Tiny 'Micro-Apartments' Touted for U.S. Cities
How much living space do you really need?
Forget all that room for frivolous furniture and dinner parties. A California company argues that so-called "micro-apartments" offer all the space people really need.
The company, Smartspace, is offering 300-square-foot apartments in San Francisco priced at $1,600 a month. In ultra-expensive San Francisco, that is considered a good deal.
The apartments are cleverly designed to offer all the basic necessities, without using much space. A bed folds down from the wall and table tops pop out to open up space.
The designs are not for everyone, the company acknowledges. But they certainly address the growing need for affordable accommodations in many cities. And Asia and European cities have been offering tiny, overpriced apartments for years.
The company is certainly not alone in touting micro-apartments.
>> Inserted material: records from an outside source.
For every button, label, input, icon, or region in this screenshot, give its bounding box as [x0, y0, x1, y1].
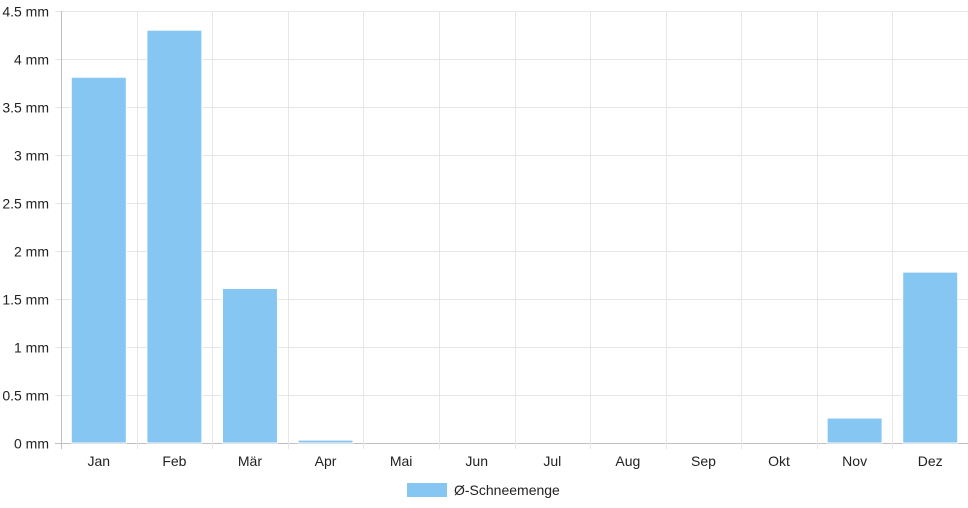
- y-tick-label: 0 mm: [14, 436, 49, 452]
- y-tick-label: 3.5 mm: [2, 100, 49, 116]
- x-tick-label: Aug: [615, 453, 640, 469]
- legend-swatch: [407, 483, 447, 497]
- x-tick-label: Okt: [768, 453, 790, 469]
- bar-jan[interactable]: [70, 76, 127, 444]
- bar-dez[interactable]: [902, 271, 959, 444]
- bar-feb[interactable]: [146, 29, 203, 444]
- y-tick-label: 4.5 mm: [2, 4, 49, 20]
- x-tick-label: Sep: [691, 453, 716, 469]
- grid: [55, 11, 968, 449]
- y-tick-label: 1.5 mm: [2, 292, 49, 308]
- y-tick-label: 2.5 mm: [2, 196, 49, 212]
- x-tick-label: Mai: [390, 453, 413, 469]
- legend-label: Ø-Schneemenge: [454, 482, 560, 498]
- x-tick-label: Jun: [465, 453, 488, 469]
- y-tick-label: 1 mm: [14, 340, 49, 356]
- bar-apr[interactable]: [297, 439, 354, 444]
- x-tick-label: Jan: [88, 453, 111, 469]
- y-tick-label: 3 mm: [14, 148, 49, 164]
- x-tick-label: Feb: [162, 453, 186, 469]
- legend[interactable]: Ø-Schneemenge: [407, 482, 560, 498]
- x-tick-label: Nov: [842, 453, 867, 469]
- x-tick-label: Dez: [918, 453, 943, 469]
- y-tick-label: 4 mm: [14, 52, 49, 68]
- x-tick-label: Jul: [543, 453, 561, 469]
- bar-mär[interactable]: [221, 287, 278, 444]
- bars: [70, 29, 959, 444]
- y-tick-label: 0.5 mm: [2, 388, 49, 404]
- bar-nov[interactable]: [826, 417, 883, 444]
- x-tick-label: Apr: [315, 453, 337, 469]
- y-tick-label: 2 mm: [14, 244, 49, 260]
- x-tick-label: Mär: [238, 453, 262, 469]
- axes: 0 mm 0.5 mm 1 mm 1.5 mm 2 mm 2.5 mm 3 mm 3.5 mm…: [2, 4, 942, 470]
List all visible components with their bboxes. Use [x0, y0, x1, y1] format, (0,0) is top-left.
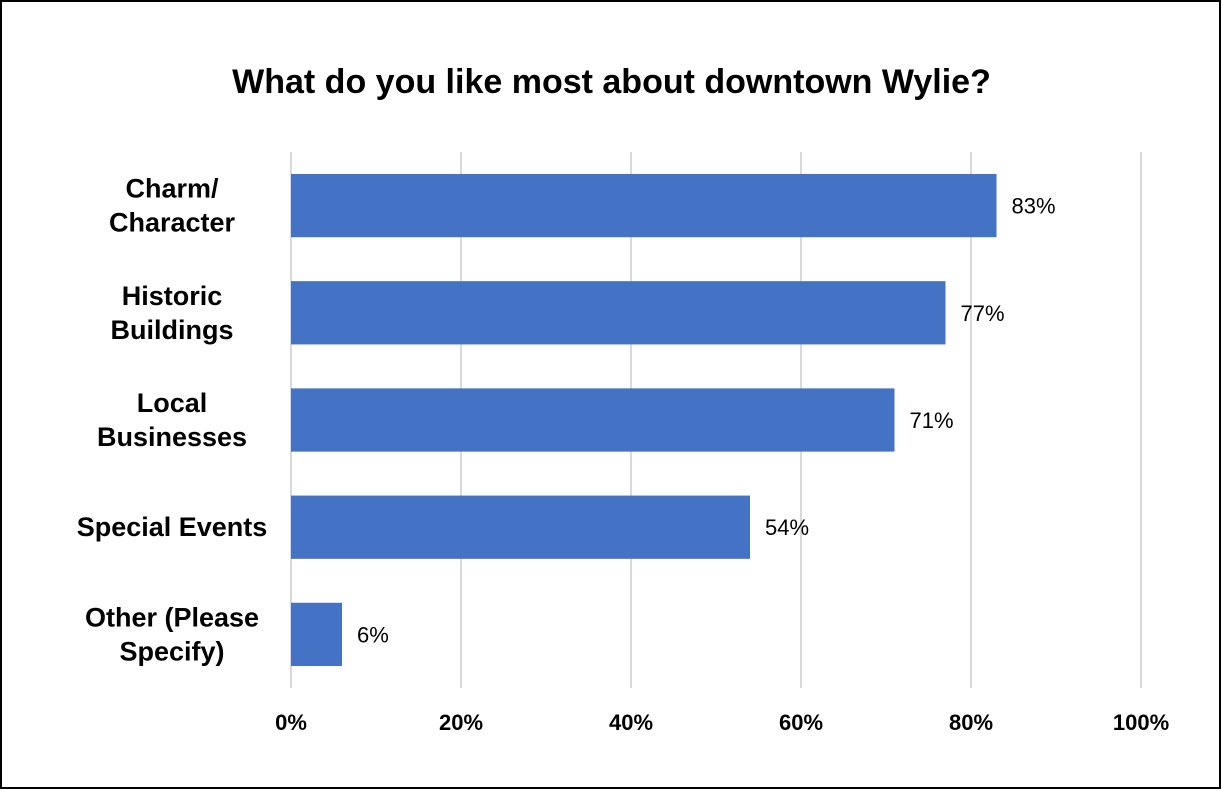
- bar: [291, 602, 342, 667]
- category-label: Local: [137, 388, 208, 418]
- chart-title: What do you like most about downtown Wyl…: [232, 63, 991, 101]
- x-tick-label: 40%: [609, 710, 653, 735]
- data-label: 6%: [357, 622, 389, 647]
- data-label: 71%: [910, 408, 954, 433]
- bar: [291, 495, 750, 559]
- bar: [291, 173, 997, 238]
- data-labels: 83% 77% 71% 54% 6%: [357, 194, 1056, 648]
- x-tick-label: 60%: [779, 710, 823, 735]
- data-label: 83%: [1012, 194, 1056, 219]
- category-labels: Charm/Character Historic Buildings Local Bus…: [77, 174, 268, 667]
- category-label: Character: [109, 208, 236, 238]
- category-label: Specify): [119, 636, 224, 666]
- category-label: Charm/: [125, 174, 219, 204]
- bar: [291, 281, 946, 345]
- category-label: Buildings: [111, 315, 234, 345]
- bar: [291, 388, 895, 452]
- category-label: Historic: [122, 281, 223, 311]
- category-label: Special Events: [77, 512, 268, 542]
- x-tick-label: 0%: [275, 710, 307, 735]
- data-label: 77%: [961, 301, 1005, 326]
- x-tick-label: 100%: [1113, 710, 1169, 735]
- x-tick-labels: 0% 20% 40% 60% 80% 100%: [275, 710, 1169, 735]
- category-label: Businesses: [97, 422, 247, 452]
- bars: [291, 173, 997, 667]
- x-tick-label: 20%: [439, 710, 483, 735]
- x-tick-label: 80%: [949, 710, 993, 735]
- category-label: Other (Please: [85, 602, 259, 632]
- data-label: 54%: [765, 515, 809, 540]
In January, New York Mayor Michael Bloomberg announced the winner of a city competition to design a build comprised of nothing but micro-apartments. The winning design will feature 55 units ranging from 250 to 370 square feet.
"Small as it might be, the winning design was chosen for the way that it maximized light, airiness and storage space through the use of 9-foot-high ceilings, large windows, lofts and Juliet balconies," The New York Times
Mayor Bloomberg said he hopes the design competition will spark a wave of tiny apartment complexes.
"We have a shortfall now of 800,000, and it's only going to get worse," Mr. Bloomberg said. "This is going to be a big problem for cities with young people."